Emergency room changes; RIH improving efficiency

Mar 8, 2016 | 4:44 PM

KAMLOOPS — It’s hectic, fast-paced and often unpredictable. Emergency Room doctors and nurses work quickly, rushing between patients and charting multiple cases at a time. But come April all that paperwork will be eliminated, and available at the touch of a button. 

WATCH: Full story by Reporter Tanya Cronin
 

“The history that the nurse takes, the history the physician takes, ordering of treatment investigations, treatment interventions and then when they are discharged, the beautiful thing is that this patient record is now immediately available to the next caring physician,” says Dr. Anders Ganstal, Medical Director, RIH Emergency Department.

Royal Inland Hospital’s ER department is transitioning into the digital world, implementing a new electronic medical records system. It will allow staff to input a patient’s information directly into a computer, rather than writing it down first.

“Right now when a patient shows up to emergency they register using paper system for everything except their blue card, that’s the only digital part, everything else is recorded on paper, we are getting rid of all of that.”

In order to accommodate the new system, the emergency department is under renovation, and will be for the next 6 to 8 weeks. 

“We’re doing our best to make do with these renovations, the care people are receiving is not going to change, it’s just the asthetic of it right now, the look of it is going to be a little bit different,” says Ian Wood, Nursing Manager of Emergency Services.

The hospital’s triage area has been temporarily relocated closer to the second-floor parkade entrance, and visitors are asked to not use the ER entrance when accessing the rest of the hospital, in order to avoid further headaches. 

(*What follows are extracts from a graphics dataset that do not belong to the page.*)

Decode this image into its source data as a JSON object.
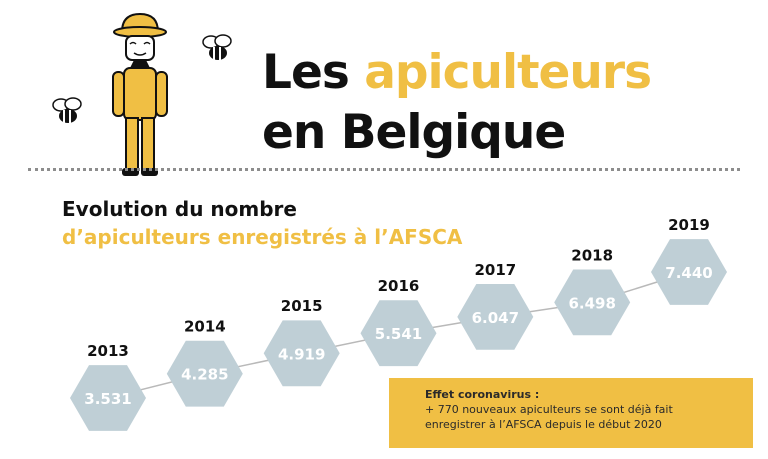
{
  "header": {
    "title_part1": "Les",
    "title_highlight": "apiculteurs",
    "title_line2": "en Belgique"
  },
  "subtitle": {
    "line1": "Evolution du nombre",
    "line2": "d’apiculteurs enregistrés à l’AFSCA"
  },
  "note": {
    "title": "Effet coronavirus :",
    "text": "+ 770 nouveaux apiculteurs se sont déjà fait enregistrer à l’AFSCA depuis le début 2020"
  },
  "colors": {
    "accent": "#f0bf44",
    "hexagon": "#bfcfd6",
    "text": "#111111"
  },
  "icons": [
    "beekeeper-icon",
    "bee-icon",
    "bee-icon"
  ],
  "chart_data": {
    "type": "line",
    "title": "",
    "categories": [
      "2013",
      "2014",
      "2015",
      "2016",
      "2017",
      "2018",
      "2019"
    ],
    "values": [
      3531,
      4285,
      4919,
      5541,
      6047,
      6498,
      7440
    ],
    "value_labels": [
      "3.531",
      "4.285",
      "4.919",
      "5.541",
      "6.047",
      "6.498",
      "7.440"
    ],
    "xlabel": "",
    "ylabel": "",
    "ylim": [
      3531,
      7440
    ],
    "grid": false,
    "legend": "none"
  }
}
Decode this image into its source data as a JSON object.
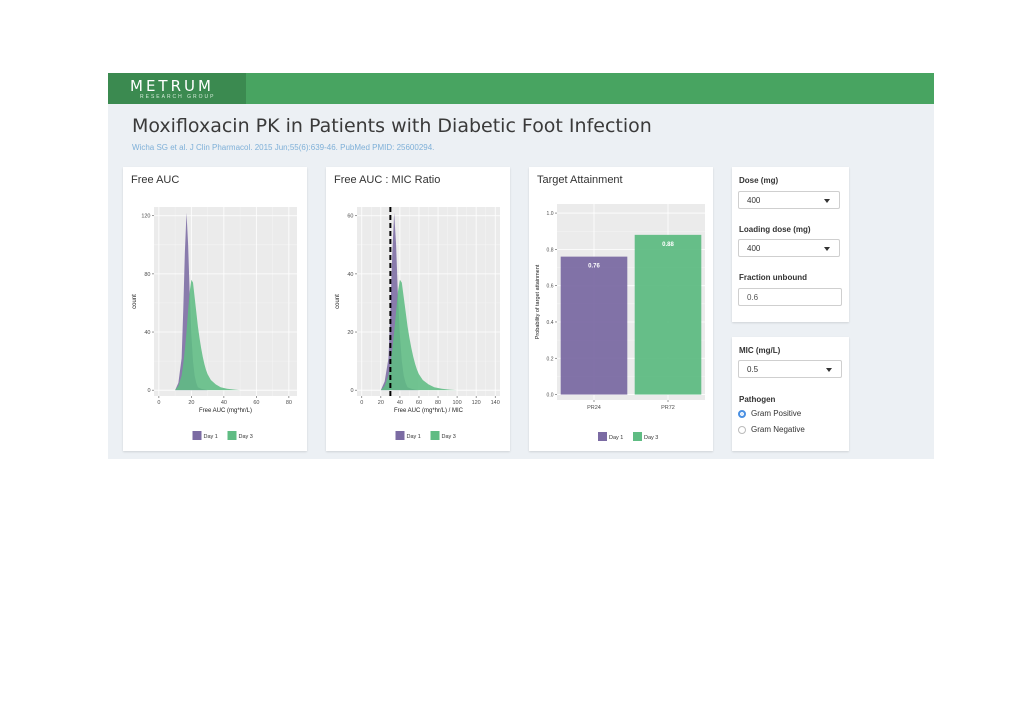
{
  "brand": {
    "name": "METRUM",
    "tagline": "RESEARCH GROUP"
  },
  "page": {
    "title": "Moxifloxacin PK in Patients with Diabetic Foot Infection",
    "citation": "Wicha SG et al. J Clin Pharmacol. 2015 Jun;55(6):639-46. PubMed PMID: 25600294."
  },
  "colors": {
    "header": "#48a461",
    "brand_block": "#3b8a50",
    "day1": "#7b6ba3",
    "day3": "#5fbc83",
    "panel_bg": "#ebebeb",
    "accent": "#4a90e2"
  },
  "panels": {
    "free_auc": {
      "title": "Free AUC"
    },
    "mic_ratio": {
      "title": "Free AUC : MIC Ratio"
    },
    "target": {
      "title": "Target Attainment"
    }
  },
  "controls": {
    "dose": {
      "label": "Dose (mg)",
      "value": "400"
    },
    "loading_dose": {
      "label": "Loading dose (mg)",
      "value": "400"
    },
    "fraction_unbound": {
      "label": "Fraction unbound",
      "value": "0.6"
    },
    "mic": {
      "label": "MIC (mg/L)",
      "value": "0.5"
    },
    "pathogen": {
      "label": "Pathogen",
      "options": [
        {
          "label": "Gram Positive",
          "selected": true
        },
        {
          "label": "Gram Negative",
          "selected": false
        }
      ]
    }
  },
  "chart_data": [
    {
      "type": "area",
      "title": "Free AUC",
      "xlabel": "Free AUC (mg*hr/L)",
      "ylabel": "count",
      "xlim": [
        -3,
        85
      ],
      "ylim": [
        -4,
        126
      ],
      "xticks": [
        0,
        20,
        40,
        60,
        80
      ],
      "yticks": [
        0,
        40,
        80,
        120
      ],
      "grid": true,
      "legend": "bottom",
      "series": [
        {
          "name": "Day 1",
          "color": "#7b6ba3",
          "x": [
            10,
            12,
            14,
            15,
            16,
            17,
            18,
            19,
            20,
            21,
            22,
            23,
            24,
            26,
            28,
            30
          ],
          "y": [
            0,
            5,
            22,
            55,
            95,
            122,
            100,
            65,
            38,
            20,
            10,
            5,
            2,
            1,
            0.5,
            0
          ]
        },
        {
          "name": "Day 3",
          "color": "#5fbc83",
          "x": [
            10,
            12,
            14,
            15,
            16,
            17,
            18,
            19,
            20,
            21,
            22,
            23,
            24,
            25,
            26,
            27,
            28,
            29,
            30,
            32,
            35,
            38,
            42,
            46,
            50
          ],
          "y": [
            0,
            3,
            10,
            18,
            28,
            40,
            55,
            68,
            76,
            74,
            64,
            54,
            44,
            36,
            29,
            23,
            18,
            14,
            11,
            7,
            4,
            2,
            1,
            0.5,
            0
          ]
        }
      ]
    },
    {
      "type": "area",
      "title": "Free AUC : MIC Ratio",
      "xlabel": "Free AUC (mg*hr/L) / MIC",
      "ylabel": "count",
      "xlim": [
        -5,
        145
      ],
      "ylim": [
        -2,
        63
      ],
      "xticks": [
        0,
        20,
        40,
        60,
        80,
        100,
        120,
        140
      ],
      "yticks": [
        0,
        20,
        40,
        60
      ],
      "grid": true,
      "legend": "bottom",
      "reference_line_x": 30,
      "series": [
        {
          "name": "Day 1",
          "color": "#7b6ba3",
          "x": [
            20,
            24,
            28,
            30,
            32,
            34,
            36,
            38,
            40,
            42,
            44,
            46,
            48,
            52,
            56,
            60
          ],
          "y": [
            0,
            3,
            11,
            27,
            47,
            61,
            50,
            32,
            19,
            10,
            5,
            2.5,
            1,
            0.5,
            0.2,
            0
          ]
        },
        {
          "name": "Day 3",
          "color": "#5fbc83",
          "x": [
            20,
            24,
            28,
            30,
            32,
            34,
            36,
            38,
            40,
            42,
            44,
            46,
            48,
            50,
            52,
            54,
            56,
            58,
            60,
            64,
            70,
            76,
            84,
            92,
            100
          ],
          "y": [
            0,
            1.5,
            5,
            9,
            14,
            20,
            27,
            34,
            38,
            37,
            32,
            27,
            22,
            18,
            14.5,
            11.5,
            9,
            7,
            5.5,
            3.5,
            2,
            1,
            0.5,
            0.2,
            0
          ]
        }
      ]
    },
    {
      "type": "bar",
      "title": "Target Attainment",
      "ylabel": "Probability of target attainment",
      "categories": [
        "PR24",
        "PR72"
      ],
      "series": [
        {
          "name": "Day 1",
          "color": "#7b6ba3",
          "values": [
            0.76,
            null
          ]
        },
        {
          "name": "Day 3",
          "color": "#5fbc83",
          "values": [
            null,
            0.88
          ]
        }
      ],
      "value_labels": [
        "0.76",
        "0.88"
      ],
      "ylim": [
        -0.03,
        1.05
      ],
      "yticks": [
        0,
        0.2,
        0.4,
        0.6,
        0.8,
        1.0
      ],
      "ytick_labels": [
        "0.0",
        "0.2",
        "0.4",
        "0.6",
        "0.8",
        "1.0"
      ],
      "grid": true,
      "legend": "bottom"
    }
  ]
}
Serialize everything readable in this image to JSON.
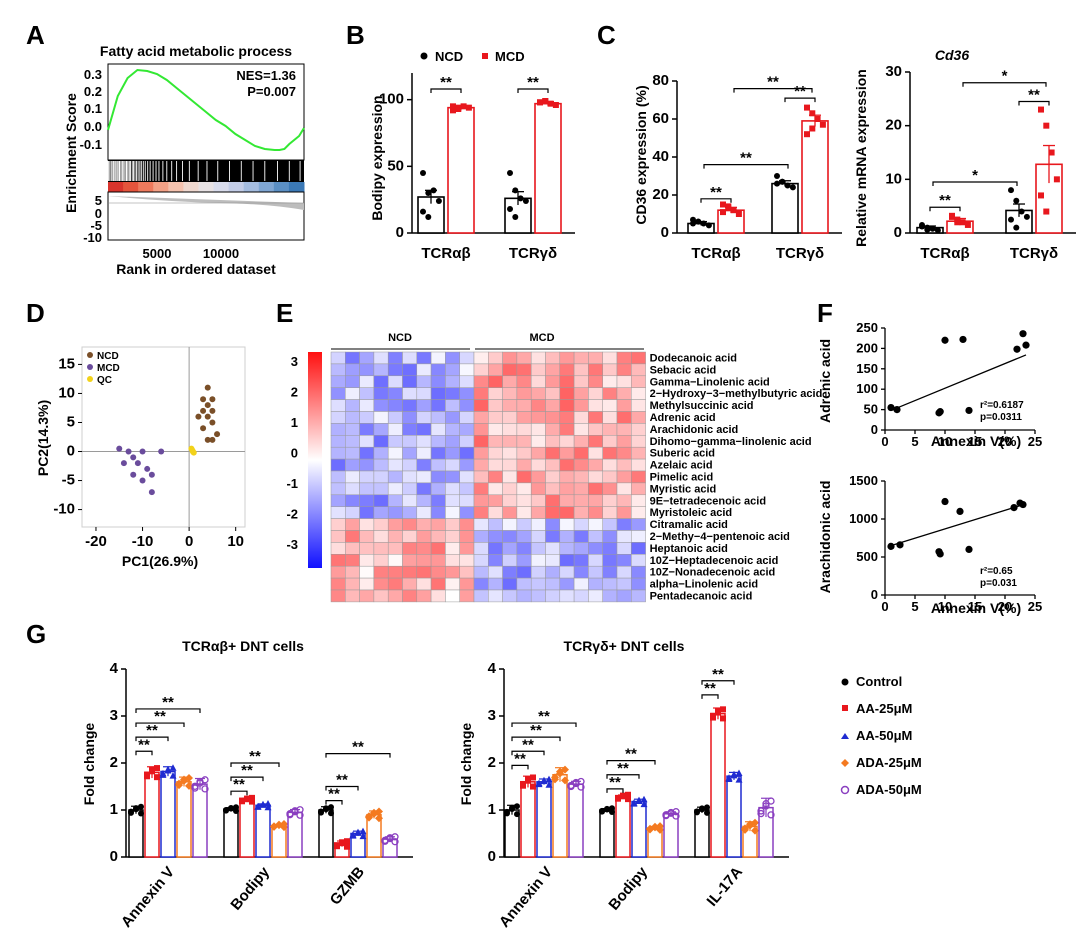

“You’ll still come in the same doors instead of going to the desk, it’ll be boarded off and you’ll see some boards, you’re just going to go off to the right and there will be some people to show you where the triage desk is, you’ll move into the triage area, there will be a lineup and you’ll be brought to the triage nurse and registered as the usual process,” says Wood.

RIH is leading the way on this new initiative and will be the first hospital to implement the electronic medical records system within Interior Health.  

“We’ve had a lot of our staff participate in design of the software system we’ll be using, we went down to the United States to 2 different sites that use a similar system to the one we’re adopting as well,” says Dr. Ganstal.

On average, 200 patients access Royal Inland Hospital’s Emergency Department, and it’s now the 3rd busiest trauma centre in the province. By replacing the paper and pen with voice-recognition software, wait times could be reduced. The new technology won’t change hospital care, it will only enhance it.

“The patients might see us staring at a computer as something different as opposed to a chart and I don’t want that to be translated as not caring for the patient, that’s really key, we’re just using a different system.”